Best yeast infection remedy for itching
Sometimes it can take a day or two for an OTC yeast infection cream to really kick in and ease your discomfort.
This combo pack has a 7-day cream with 2 percent miconazole (the same amount that’s in Monistat and GoodSense), but it also comes with a pack of cooling anti-itch wipes with aloe and vitamin E to ease the burn ASAP. The wipes are individually wrapped, too, so they’re easy to toss in your bag and use wherever.
Best suppository for yeast infections
Not into a cream? Zaander’s also a fan of suppositories containing boric acid, a compound that helps balance vaginal pH and support the growth of healthy bacteria that can keep yeast in check.
“But I would definitely recommend women talk to their gynecologist first, as misuse can cause further vaginal irritation,” she says.
Also, an important FYI: Boric acid can be toxic if ingested. Avoid taking the suppositories orally and steer clear of receiving oral sex while you’re using them.
Best yeast infection preventive
Some research from 2013 suggests that oral probiotics could play a role in fighting yeast infections and keeping them at bay. Good bacteria like lactobacillus are thought to help promote a healthier vaginal microbiome overall, which might make you more resistant to yeast infections.
“Especially for my patients who deal with chronic vaginal infections, I recommend a daily probiotic,” Zaander says.
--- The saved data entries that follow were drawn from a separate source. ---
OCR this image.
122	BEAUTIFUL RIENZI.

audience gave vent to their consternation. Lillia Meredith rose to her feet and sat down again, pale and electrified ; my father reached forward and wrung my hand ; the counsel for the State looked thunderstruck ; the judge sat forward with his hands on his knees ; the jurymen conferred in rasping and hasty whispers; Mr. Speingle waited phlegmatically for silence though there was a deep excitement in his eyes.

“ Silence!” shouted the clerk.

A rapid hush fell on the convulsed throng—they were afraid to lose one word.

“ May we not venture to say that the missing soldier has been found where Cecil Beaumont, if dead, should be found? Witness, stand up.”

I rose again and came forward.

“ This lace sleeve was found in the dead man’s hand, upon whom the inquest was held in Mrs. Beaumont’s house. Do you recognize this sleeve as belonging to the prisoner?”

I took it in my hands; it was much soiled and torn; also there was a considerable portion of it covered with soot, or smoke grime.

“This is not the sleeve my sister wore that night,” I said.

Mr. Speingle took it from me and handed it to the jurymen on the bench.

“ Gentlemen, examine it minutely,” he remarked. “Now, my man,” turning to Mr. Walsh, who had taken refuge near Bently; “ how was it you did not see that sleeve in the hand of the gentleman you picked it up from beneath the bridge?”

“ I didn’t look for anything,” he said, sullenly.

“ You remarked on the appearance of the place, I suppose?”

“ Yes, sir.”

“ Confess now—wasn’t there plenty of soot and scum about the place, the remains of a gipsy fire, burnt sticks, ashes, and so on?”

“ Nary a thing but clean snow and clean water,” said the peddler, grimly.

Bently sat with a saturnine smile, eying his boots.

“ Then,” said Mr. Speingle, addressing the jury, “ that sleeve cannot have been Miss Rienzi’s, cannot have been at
Uqora’s probiotic supplement contains bacterial strains that live in a healthy, happy vag, like Lactobacillus rhamnosus and Lactobacillus acidophilus, plus prebiotics to help the bugs survive their journey through your body.
Much as you might like to cottagecore your way through a yeast infection, natural home remedies like yogurt, garlic, vinegar, and tea tree oil aren’t going to solve your problems.
In fact, using an unproven remedy instead of an OTC med might make the infection worse, since it gives the yeast more time to flourish and could potentially make your tissue more irritated.
“There’s no place for commercial yogurt or garlic in treating yeast infections. Douching with vinegar can actually increase the risk for other infections like bacterial vaginosis, and tea tree oil can actually kill friendly microbes,” explains Felice Gersh, MD, an OB/GYN and founder of the Integrative Medical Group of Irvine in Irvine, California.
One home option that might actually be helpful? Coconut oil. Test-tube studies, at least, suggest that it can help fight the bad bacteria that cause yeast infections about as well as conventional antifungals.
But it’s far from a proven treatment. So if you want to give it a try, definitely talk with your gyno first. They might recommend using the coco to complement a proven antifungal treatment.
OTC antifungal creams containing miconazole are the gold standard for treating and curing yeast infections, and there are plenty of options to choose from. Talk with a medical professional before starting any treatment for a yeast infection, since it’s easy to mistake your symptoms for something else.